The convergence of an infinite product is surprisingly more easy than you think:
$$\prod_{k=1}^\infty\left(1-\frac1{4^k}\right)\text{ converges iff }\log\left[\prod_{k=1}^\infty\left(1-\frac1{4^k}\right)\right]\text{ converges}$$
$$\log\left[\prod_{k=1}^\infty\left(1-\frac1{4^k}\right)\right]=\sum_{k=1}^\infty\log\left(1-\frac1{4^k}\right)$$
And from there, it becomes an infinite sum/series problem.
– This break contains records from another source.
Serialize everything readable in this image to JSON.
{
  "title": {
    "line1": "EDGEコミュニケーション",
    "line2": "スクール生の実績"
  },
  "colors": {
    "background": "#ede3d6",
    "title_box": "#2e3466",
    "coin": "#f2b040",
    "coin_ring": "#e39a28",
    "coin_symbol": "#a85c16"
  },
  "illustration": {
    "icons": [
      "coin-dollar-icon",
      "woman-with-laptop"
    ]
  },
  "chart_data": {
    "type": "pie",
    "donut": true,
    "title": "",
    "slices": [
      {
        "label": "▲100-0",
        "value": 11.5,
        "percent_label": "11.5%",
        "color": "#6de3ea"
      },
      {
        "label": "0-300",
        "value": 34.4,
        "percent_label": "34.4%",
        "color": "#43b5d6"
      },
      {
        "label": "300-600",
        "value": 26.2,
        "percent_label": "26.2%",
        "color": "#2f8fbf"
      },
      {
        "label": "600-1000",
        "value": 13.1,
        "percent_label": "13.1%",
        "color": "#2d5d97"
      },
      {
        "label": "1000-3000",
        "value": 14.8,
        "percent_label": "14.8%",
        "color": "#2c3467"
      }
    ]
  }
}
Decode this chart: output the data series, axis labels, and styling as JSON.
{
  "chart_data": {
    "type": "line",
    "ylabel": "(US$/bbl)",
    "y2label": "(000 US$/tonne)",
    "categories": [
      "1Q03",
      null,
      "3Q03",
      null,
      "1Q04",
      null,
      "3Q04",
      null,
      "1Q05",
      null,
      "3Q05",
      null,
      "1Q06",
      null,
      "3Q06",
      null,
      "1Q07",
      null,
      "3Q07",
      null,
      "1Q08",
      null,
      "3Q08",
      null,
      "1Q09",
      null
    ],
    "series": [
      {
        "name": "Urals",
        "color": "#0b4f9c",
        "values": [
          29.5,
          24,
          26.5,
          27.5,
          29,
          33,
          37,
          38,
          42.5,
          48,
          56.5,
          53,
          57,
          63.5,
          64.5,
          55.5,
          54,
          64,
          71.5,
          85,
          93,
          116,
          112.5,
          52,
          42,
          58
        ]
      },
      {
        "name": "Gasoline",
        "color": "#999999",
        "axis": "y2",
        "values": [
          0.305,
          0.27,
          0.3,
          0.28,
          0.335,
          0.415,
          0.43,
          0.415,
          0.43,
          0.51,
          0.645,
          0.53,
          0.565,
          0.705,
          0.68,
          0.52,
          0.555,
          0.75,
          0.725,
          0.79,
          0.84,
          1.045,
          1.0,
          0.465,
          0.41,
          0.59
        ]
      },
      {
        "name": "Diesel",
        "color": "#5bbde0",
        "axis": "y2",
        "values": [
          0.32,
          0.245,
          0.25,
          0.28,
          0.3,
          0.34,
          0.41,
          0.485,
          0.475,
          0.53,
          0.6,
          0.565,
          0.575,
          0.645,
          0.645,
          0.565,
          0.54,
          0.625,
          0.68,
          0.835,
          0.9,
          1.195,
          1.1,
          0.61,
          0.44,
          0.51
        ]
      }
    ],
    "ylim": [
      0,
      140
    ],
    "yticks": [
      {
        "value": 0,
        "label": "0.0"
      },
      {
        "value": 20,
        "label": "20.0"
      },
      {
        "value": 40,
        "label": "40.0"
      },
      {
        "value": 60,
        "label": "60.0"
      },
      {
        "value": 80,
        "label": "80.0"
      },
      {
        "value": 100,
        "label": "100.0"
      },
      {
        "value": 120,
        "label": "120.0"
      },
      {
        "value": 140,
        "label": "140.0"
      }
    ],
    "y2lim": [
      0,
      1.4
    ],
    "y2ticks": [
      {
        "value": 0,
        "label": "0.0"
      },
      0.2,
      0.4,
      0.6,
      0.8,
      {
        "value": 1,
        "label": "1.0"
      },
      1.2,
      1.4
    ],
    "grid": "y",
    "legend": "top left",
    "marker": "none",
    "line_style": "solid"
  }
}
By the ratio test:
$$\lim_{n\to\infty}\left|\frac{\log\left(1-\frac1{4^{n+1}}\right)}{\log\left(1-\frac1{4^n}\right)}\right|=\lim_{n\to\infty}\left|\frac{4^n\left(1-\frac1{4^n}\right)}{4^{n+1}\left(1-\frac1{4^{n+1}}\right)}\right|=\frac14$$
Thus, it converges.
Nicely, according to WolframAlpha, we have
$$\sum_{k=1}^\infty\log\left(1-\frac1{4^{n+1}}\right)\approx-0.3731854421599476447\dots$$
And so
$$\prod_{k=1}^\infty\left(1-\frac1{4^k}\right)=e^{-0.3731854421599476447\dots}=0.68853753711614810750717\dots$$
Of course, these are approximations, not closed forms, but approximations satisfy the problem of "calculating" the product.